10BASE-T1S Will Drive AE into the Future
The 10BASE-T1S standard will allow automotive Ethernet to expand and evolve along with embedded electronics. This, in turn, will enable vehicle E/E systems to evolve as well with new feature sets, such as multi-drop physical layers, low latencies, and efficient bandwidth utilization.
Automotive suppliers have already started producing 10BASE-T1S components, and new system designs are underway to implement those new devices, as the necessary tools are already available.
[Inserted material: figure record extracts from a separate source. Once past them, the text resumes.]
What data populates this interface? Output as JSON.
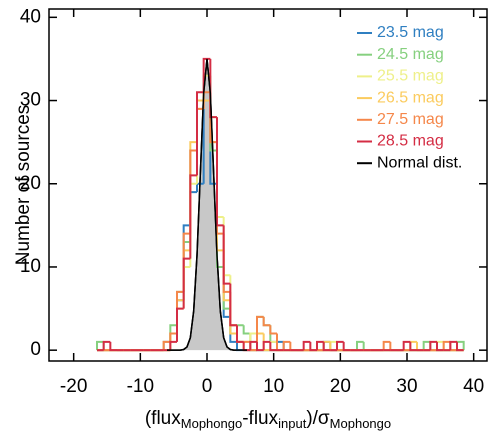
{
  "chart_data": {
    "type": "histogram",
    "ylabel": "Number of sources",
    "xlabel_parts": [
      "(flux",
      "Mophongo",
      "-flux",
      "input",
      ")/σ",
      "Mophongo"
    ],
    "xlim": [
      -23.7,
      42
    ],
    "ylim": [
      -1.3,
      41
    ],
    "xticks": [
      -20,
      -10,
      0,
      10,
      20,
      30,
      40
    ],
    "yticks": [
      0,
      10,
      20,
      30,
      40
    ],
    "legend": "upper right",
    "bins": [
      -16.5,
      -15.5,
      -14.5,
      -13.5,
      -12.5,
      -11.5,
      -10.5,
      -9.5,
      -8.5,
      -7.5,
      -6.5,
      -5.5,
      -4.5,
      -3.5,
      -2.5,
      -1.5,
      -0.5,
      0.5,
      1.5,
      2.5,
      3.5,
      4.5,
      5.5,
      6.5,
      7.5,
      8.5,
      9.5,
      10.5,
      11.5,
      12.5,
      13.5,
      14.5,
      15.5,
      16.5,
      17.5,
      18.5,
      19.5,
      20.5,
      21.5,
      22.5,
      23.5,
      24.5,
      25.5,
      26.5,
      27.5,
      28.5,
      29.5,
      30.5,
      31.5,
      32.5,
      33.5,
      34.5,
      35.5,
      36.5,
      37.5,
      38.5
    ],
    "series": [
      {
        "name": "23.5 mag",
        "color": "#2f7fc1",
        "values": [
          0,
          0,
          0,
          0,
          0,
          0,
          0,
          0,
          0,
          0,
          1,
          2,
          6,
          15,
          19,
          20,
          33,
          20,
          10,
          4,
          1,
          0,
          0,
          0,
          0,
          0,
          0,
          1,
          0,
          0,
          0,
          0,
          0,
          0,
          1,
          0,
          0,
          0,
          0,
          0,
          0,
          0,
          0,
          0,
          0,
          0,
          0,
          0,
          0,
          0,
          0,
          0,
          0,
          0,
          0
        ]
      },
      {
        "name": "24.5 mag",
        "color": "#86d07f",
        "values": [
          1,
          0,
          0,
          0,
          0,
          0,
          0,
          0,
          0,
          0,
          0,
          3,
          7,
          13,
          24,
          30,
          30,
          24,
          10,
          5,
          2,
          3,
          2,
          0,
          4,
          3,
          1,
          0,
          0,
          0,
          0,
          0,
          0,
          0,
          0,
          0,
          0,
          0,
          0,
          1,
          0,
          0,
          0,
          0,
          0,
          0,
          0,
          0,
          0,
          1,
          0,
          0,
          0,
          0,
          1
        ]
      },
      {
        "name": "25.5 mag",
        "color": "#eef08a",
        "values": [
          0,
          0,
          0,
          0,
          0,
          0,
          0,
          0,
          0,
          0,
          1,
          2,
          5,
          10,
          20,
          29,
          33,
          28,
          16,
          9,
          3,
          1,
          1,
          2,
          0,
          0,
          1,
          0,
          0,
          0,
          0,
          0,
          0,
          0,
          0,
          1,
          0,
          0,
          0,
          0,
          0,
          0,
          0,
          0,
          0,
          0,
          0,
          0,
          0,
          0,
          0,
          1,
          0,
          0,
          0
        ]
      },
      {
        "name": "26.5 mag",
        "color": "#fbcb5e",
        "values": [
          0,
          0,
          0,
          0,
          0,
          0,
          0,
          0,
          0,
          0,
          0,
          2,
          6,
          12,
          25,
          30,
          30,
          25,
          12,
          6,
          2,
          1,
          0,
          0,
          2,
          0,
          0,
          0,
          0,
          0,
          0,
          0,
          0,
          0,
          1,
          0,
          0,
          0,
          0,
          0,
          0,
          0,
          0,
          0,
          0,
          0,
          0,
          1,
          0,
          0,
          0,
          0,
          0,
          0,
          0
        ]
      },
      {
        "name": "27.5 mag",
        "color": "#f5874a",
        "values": [
          0,
          0,
          0,
          0,
          0,
          0,
          0,
          0,
          0,
          0,
          1,
          2,
          7,
          14,
          24,
          29,
          31,
          25,
          14,
          7,
          3,
          1,
          1,
          0,
          4,
          3,
          2,
          0,
          1,
          0,
          0,
          0,
          0,
          0,
          0,
          0,
          0,
          0,
          0,
          0,
          0,
          0,
          0,
          1,
          0,
          0,
          0,
          0,
          0,
          0,
          0,
          0,
          1,
          0,
          0
        ]
      },
      {
        "name": "28.5 mag",
        "color": "#d42d44",
        "values": [
          0,
          1,
          0,
          0,
          0,
          0,
          0,
          0,
          0,
          0,
          0,
          1,
          5,
          11,
          21,
          31,
          35,
          28,
          15,
          8,
          3,
          1,
          0,
          1,
          0,
          1,
          0,
          0,
          0,
          0,
          0,
          1,
          0,
          1,
          0,
          0,
          1,
          0,
          0,
          0,
          0,
          0,
          0,
          0,
          0,
          0,
          1,
          0,
          0,
          0,
          1,
          0,
          0,
          1,
          0
        ]
      },
      {
        "name": "Normal dist.",
        "color": "#000000",
        "fill": "#c8c8c8",
        "type": "line",
        "x": [
          -6,
          -5,
          -4,
          -3.5,
          -3,
          -2.5,
          -2,
          -1.5,
          -1,
          -0.5,
          0,
          0.5,
          1,
          1.5,
          2,
          2.5,
          3,
          3.5,
          4,
          5,
          6
        ],
        "values": [
          0,
          0,
          0.01,
          0.08,
          0.39,
          1.5,
          4.7,
          11.4,
          21.2,
          30.9,
          35,
          30.9,
          21.2,
          11.4,
          4.7,
          1.5,
          0.39,
          0.08,
          0.01,
          0,
          0
        ]
      }
    ]
  }
}
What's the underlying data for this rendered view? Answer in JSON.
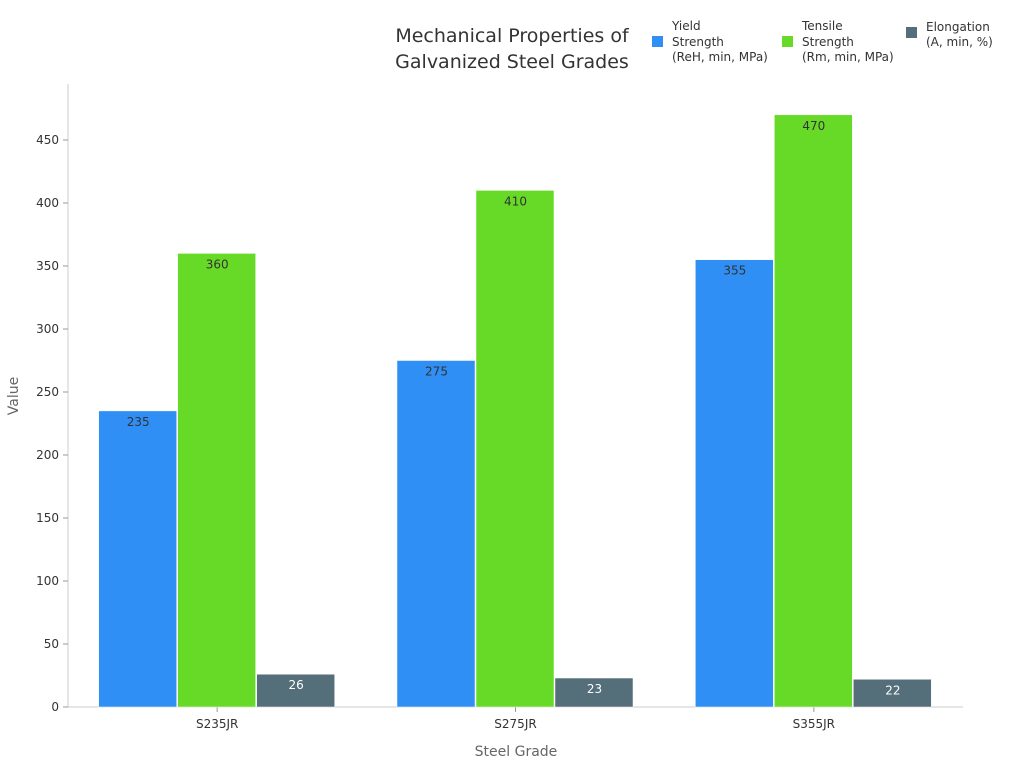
{
  "chart_data": {
    "type": "bar",
    "title": [
      "Mechanical Properties of",
      "Galvanized Steel Grades"
    ],
    "xlabel": "Steel Grade",
    "ylabel": "Value",
    "ylim": [
      0,
      495
    ],
    "yticks": [
      0,
      50,
      100,
      150,
      200,
      250,
      300,
      350,
      400,
      450
    ],
    "categories": [
      "S235JR",
      "S275JR",
      "S355JR"
    ],
    "legend_position": "top-right",
    "series": [
      {
        "name": [
          "Yield",
          "Strength",
          "(ReH, min, MPa)"
        ],
        "color": "#2f8ff5",
        "label_color": "#333333",
        "values": [
          235,
          275,
          355
        ]
      },
      {
        "name": [
          "Tensile",
          "Strength",
          "(Rm, min, MPa)"
        ],
        "color": "#66da26",
        "label_color": "#333333",
        "values": [
          360,
          410,
          470
        ]
      },
      {
        "name": [
          "Elongation",
          "(A, min, %)"
        ],
        "color": "#546e7a",
        "label_color": "#ffffff",
        "values": [
          26,
          23,
          22
        ]
      }
    ]
  }
}
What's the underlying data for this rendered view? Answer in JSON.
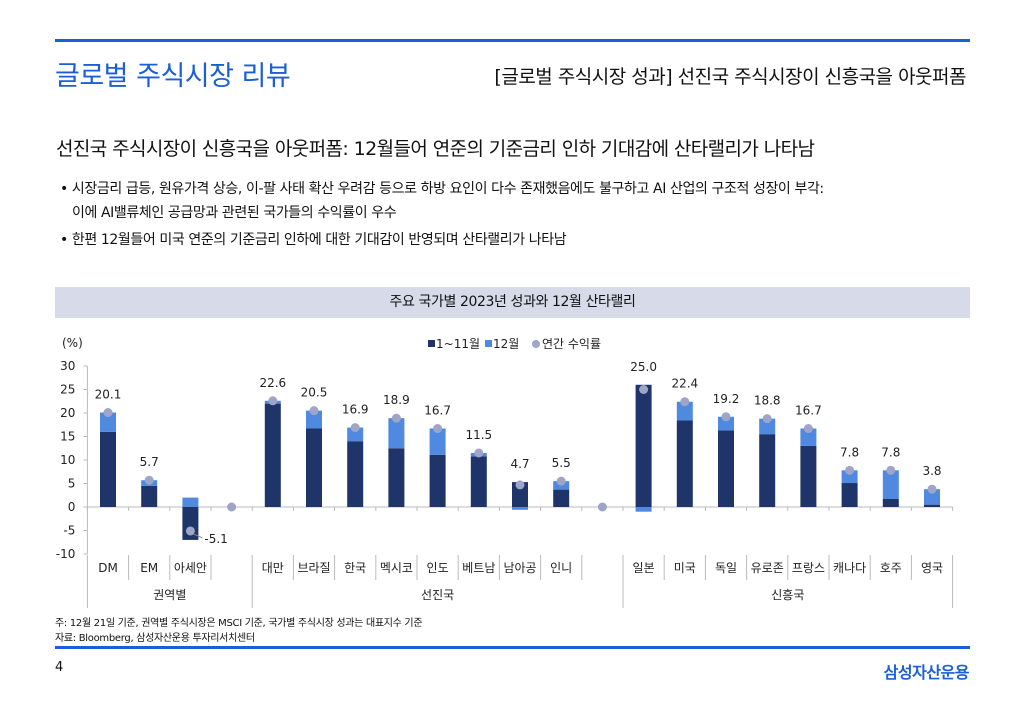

10BASE-T1S also allows manufacturers to implement Ethernet-to-the-edge connectivity. One of the key connections in some modern vehicles includes telematics control units (TCUs), an embedded system that handles wireless connectivity to cloud services for any number of applications. The standard optimizes that connectivity; thus, connected nodes can send and receive data in the cloud for everything from tracking to firmware updates.
That said, hurdles must be overcome before the 10BASE-T1S standard is implemented across the entire automotive spectrum, including the notion that the standard will add cost and complexity when designing embedded systems and devices. Suppliers are, of course, working with OEMs to make sure system requirements are addressed before heading to the market.